The eggs were always hard boiled. Their shells cracked, still steaming from all that morning boiling.
 "Hool murning, boilin' and boilin'"our home sister would inform us in her cracked Tamil accent,greeting us with a dizzyingly white smile. A strong waft of sandal weaving into our crowd from her direction.She would have bathed and changed so early in the morning, unlike the lot of us , still sweaty from the PT.She would have this small mark of ash and sandalwood paste on her fore head, revealing not only her vegetarian/brahmin status, but also her fastidious religiosity.Not to be messed with. Her buck-tooth projecting beyond her lips, even when her mouth was closed, she hustled around , reeking of efficiency and talcum("Pond's dreamflower,from the csd," we would bitch behind her back)
My tiny roommate would make an elaborate  ceremony of eating those goddamn eggs. She would shell them , with great care, then proceeded to mash them up with the back of the fork; then , she would butter her toasts at leisure. It was a test of patience sitting next to her, waiting for her to eat up . Rest of us would have wolfed down our toasts, eggs , tea in a mad frenzy.There being a valid reason to the rapid repast; for the moment tiny took a bite of her perfectly buttered toast, and was about to eat the  first spoon of egg ,the bell would ring, for roll-call.

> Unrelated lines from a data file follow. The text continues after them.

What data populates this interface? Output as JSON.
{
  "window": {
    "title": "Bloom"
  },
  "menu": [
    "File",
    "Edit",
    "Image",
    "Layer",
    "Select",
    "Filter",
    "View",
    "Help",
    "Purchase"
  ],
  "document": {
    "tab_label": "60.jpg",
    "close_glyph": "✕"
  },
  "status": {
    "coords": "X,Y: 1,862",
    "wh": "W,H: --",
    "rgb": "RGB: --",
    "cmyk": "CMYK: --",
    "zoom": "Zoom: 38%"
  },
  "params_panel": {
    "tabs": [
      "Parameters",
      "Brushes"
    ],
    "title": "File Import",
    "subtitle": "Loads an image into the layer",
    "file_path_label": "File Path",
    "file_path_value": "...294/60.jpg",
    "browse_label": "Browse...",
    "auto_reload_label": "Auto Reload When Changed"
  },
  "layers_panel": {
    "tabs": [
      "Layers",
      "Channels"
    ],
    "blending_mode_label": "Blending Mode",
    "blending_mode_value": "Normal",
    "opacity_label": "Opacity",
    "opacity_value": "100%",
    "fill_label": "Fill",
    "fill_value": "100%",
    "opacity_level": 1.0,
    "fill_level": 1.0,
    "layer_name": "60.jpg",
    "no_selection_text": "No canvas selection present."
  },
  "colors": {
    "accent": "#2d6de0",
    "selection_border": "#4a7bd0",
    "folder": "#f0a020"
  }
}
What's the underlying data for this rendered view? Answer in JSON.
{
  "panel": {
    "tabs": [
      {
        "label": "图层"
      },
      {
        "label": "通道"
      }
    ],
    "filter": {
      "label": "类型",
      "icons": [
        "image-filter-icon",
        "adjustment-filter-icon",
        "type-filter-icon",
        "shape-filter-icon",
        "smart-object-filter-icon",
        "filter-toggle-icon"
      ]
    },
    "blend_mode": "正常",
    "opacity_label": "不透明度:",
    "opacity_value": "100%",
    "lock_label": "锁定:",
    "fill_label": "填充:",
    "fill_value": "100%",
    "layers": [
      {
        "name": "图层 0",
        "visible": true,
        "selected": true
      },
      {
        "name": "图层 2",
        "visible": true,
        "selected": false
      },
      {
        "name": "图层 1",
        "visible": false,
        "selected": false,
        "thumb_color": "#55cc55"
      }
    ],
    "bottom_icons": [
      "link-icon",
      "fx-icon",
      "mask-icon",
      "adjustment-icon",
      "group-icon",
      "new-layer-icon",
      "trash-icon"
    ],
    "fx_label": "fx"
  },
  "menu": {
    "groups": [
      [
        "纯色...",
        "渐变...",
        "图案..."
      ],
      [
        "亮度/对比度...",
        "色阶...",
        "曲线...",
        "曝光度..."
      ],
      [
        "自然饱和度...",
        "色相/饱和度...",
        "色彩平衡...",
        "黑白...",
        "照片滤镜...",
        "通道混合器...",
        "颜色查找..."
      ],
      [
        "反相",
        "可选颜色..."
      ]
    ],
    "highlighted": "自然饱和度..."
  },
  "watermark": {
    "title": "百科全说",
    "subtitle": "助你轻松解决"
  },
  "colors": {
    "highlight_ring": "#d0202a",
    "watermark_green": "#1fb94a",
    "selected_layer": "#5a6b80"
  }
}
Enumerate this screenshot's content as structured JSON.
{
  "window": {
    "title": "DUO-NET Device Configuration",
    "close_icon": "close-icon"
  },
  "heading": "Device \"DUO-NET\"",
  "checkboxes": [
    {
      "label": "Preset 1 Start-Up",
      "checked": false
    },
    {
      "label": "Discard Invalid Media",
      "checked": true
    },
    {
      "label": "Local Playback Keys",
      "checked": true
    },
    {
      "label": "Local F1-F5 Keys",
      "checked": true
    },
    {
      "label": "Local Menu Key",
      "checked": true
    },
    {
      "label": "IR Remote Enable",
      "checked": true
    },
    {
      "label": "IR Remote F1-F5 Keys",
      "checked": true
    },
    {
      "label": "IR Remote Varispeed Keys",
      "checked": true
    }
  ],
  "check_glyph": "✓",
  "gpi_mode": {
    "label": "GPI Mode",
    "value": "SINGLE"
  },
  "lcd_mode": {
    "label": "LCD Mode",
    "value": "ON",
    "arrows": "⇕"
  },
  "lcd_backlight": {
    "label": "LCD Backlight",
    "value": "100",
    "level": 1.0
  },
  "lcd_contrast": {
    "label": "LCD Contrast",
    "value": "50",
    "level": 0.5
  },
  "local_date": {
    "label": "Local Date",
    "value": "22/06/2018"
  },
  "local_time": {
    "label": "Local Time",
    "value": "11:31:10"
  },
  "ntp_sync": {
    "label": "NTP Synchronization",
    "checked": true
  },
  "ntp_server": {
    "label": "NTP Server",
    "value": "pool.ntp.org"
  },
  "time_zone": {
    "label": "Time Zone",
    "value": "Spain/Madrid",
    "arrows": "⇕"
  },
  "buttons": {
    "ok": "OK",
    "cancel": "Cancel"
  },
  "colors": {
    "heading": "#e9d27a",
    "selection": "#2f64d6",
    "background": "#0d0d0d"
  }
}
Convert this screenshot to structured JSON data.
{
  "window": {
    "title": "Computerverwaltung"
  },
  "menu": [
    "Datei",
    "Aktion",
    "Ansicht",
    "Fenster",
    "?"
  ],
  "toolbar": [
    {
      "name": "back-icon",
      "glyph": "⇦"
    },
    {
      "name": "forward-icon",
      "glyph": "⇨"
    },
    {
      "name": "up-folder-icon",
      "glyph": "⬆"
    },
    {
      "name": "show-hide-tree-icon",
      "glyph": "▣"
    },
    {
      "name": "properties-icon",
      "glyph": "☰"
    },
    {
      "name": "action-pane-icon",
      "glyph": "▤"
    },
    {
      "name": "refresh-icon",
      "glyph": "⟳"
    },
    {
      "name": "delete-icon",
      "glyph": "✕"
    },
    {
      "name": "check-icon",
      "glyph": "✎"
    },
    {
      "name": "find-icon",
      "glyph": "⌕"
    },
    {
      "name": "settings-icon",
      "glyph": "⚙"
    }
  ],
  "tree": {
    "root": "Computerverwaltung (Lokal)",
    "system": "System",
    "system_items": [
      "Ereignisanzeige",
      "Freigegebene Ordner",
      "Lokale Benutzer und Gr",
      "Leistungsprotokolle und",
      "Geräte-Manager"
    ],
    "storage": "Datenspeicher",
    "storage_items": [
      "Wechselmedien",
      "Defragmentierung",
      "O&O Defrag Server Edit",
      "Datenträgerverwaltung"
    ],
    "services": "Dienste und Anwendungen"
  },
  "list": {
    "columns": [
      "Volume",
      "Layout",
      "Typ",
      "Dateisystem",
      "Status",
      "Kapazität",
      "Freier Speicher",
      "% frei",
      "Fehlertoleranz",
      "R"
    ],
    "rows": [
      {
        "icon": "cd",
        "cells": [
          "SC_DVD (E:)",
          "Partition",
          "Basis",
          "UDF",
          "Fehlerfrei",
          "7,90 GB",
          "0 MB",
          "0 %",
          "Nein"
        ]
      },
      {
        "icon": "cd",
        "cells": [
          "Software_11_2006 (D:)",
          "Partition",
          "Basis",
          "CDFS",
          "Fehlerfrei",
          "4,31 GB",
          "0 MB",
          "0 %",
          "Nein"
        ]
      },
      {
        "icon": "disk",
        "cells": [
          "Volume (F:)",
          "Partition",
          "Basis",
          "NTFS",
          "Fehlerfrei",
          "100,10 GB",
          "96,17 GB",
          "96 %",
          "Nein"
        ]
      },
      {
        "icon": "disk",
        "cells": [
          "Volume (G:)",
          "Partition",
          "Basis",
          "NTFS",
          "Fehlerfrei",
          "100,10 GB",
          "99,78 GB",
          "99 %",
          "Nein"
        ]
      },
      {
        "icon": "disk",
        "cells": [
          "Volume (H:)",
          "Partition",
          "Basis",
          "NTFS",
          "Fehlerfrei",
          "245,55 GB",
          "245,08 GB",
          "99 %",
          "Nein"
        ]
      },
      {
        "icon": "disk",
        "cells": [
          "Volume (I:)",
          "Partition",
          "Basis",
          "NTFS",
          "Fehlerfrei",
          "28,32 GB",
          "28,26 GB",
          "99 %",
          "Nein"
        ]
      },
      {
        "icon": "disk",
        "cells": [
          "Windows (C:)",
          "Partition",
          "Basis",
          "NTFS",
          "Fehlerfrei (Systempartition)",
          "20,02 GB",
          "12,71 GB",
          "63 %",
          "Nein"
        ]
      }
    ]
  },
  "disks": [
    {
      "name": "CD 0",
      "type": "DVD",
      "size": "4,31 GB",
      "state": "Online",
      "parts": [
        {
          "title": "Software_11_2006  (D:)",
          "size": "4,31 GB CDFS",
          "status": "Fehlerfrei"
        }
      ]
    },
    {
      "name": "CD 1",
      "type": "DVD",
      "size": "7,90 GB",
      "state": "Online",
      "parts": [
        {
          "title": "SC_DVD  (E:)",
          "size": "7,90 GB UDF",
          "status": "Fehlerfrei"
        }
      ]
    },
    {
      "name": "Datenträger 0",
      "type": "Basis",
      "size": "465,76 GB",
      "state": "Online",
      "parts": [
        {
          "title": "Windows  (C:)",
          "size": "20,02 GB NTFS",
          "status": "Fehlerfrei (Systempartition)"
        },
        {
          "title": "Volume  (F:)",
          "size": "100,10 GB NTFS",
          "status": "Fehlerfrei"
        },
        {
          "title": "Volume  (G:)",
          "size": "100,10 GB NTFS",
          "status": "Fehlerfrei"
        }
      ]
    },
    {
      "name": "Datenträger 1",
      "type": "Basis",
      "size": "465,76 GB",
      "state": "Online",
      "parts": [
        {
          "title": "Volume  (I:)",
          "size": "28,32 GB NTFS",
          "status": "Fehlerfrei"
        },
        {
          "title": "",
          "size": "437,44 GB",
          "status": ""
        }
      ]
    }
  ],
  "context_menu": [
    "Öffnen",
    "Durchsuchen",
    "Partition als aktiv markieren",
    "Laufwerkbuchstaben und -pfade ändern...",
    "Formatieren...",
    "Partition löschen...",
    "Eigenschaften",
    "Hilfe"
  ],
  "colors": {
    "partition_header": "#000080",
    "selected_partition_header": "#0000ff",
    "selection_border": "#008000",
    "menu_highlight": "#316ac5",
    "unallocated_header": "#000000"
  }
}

All of us then lined up, chewing our last remaining portions,hissing through tongues scalded with super-hot tea, and wiping wet hands/lips on hastily concealed hankies.
Most of our teachers would read out our names, pass a few nondescript remarks(on weather/on regular offenders/late -comers)we would giggle in acknowledgement,and the roll-call would end,on a bland note.
But some teachers, like their personalities, would make this small time -slot (roughly 15 odd minutes) memorable. This piece is a tribute to those crazy, godawful, and downright insane" imparters of knowledge."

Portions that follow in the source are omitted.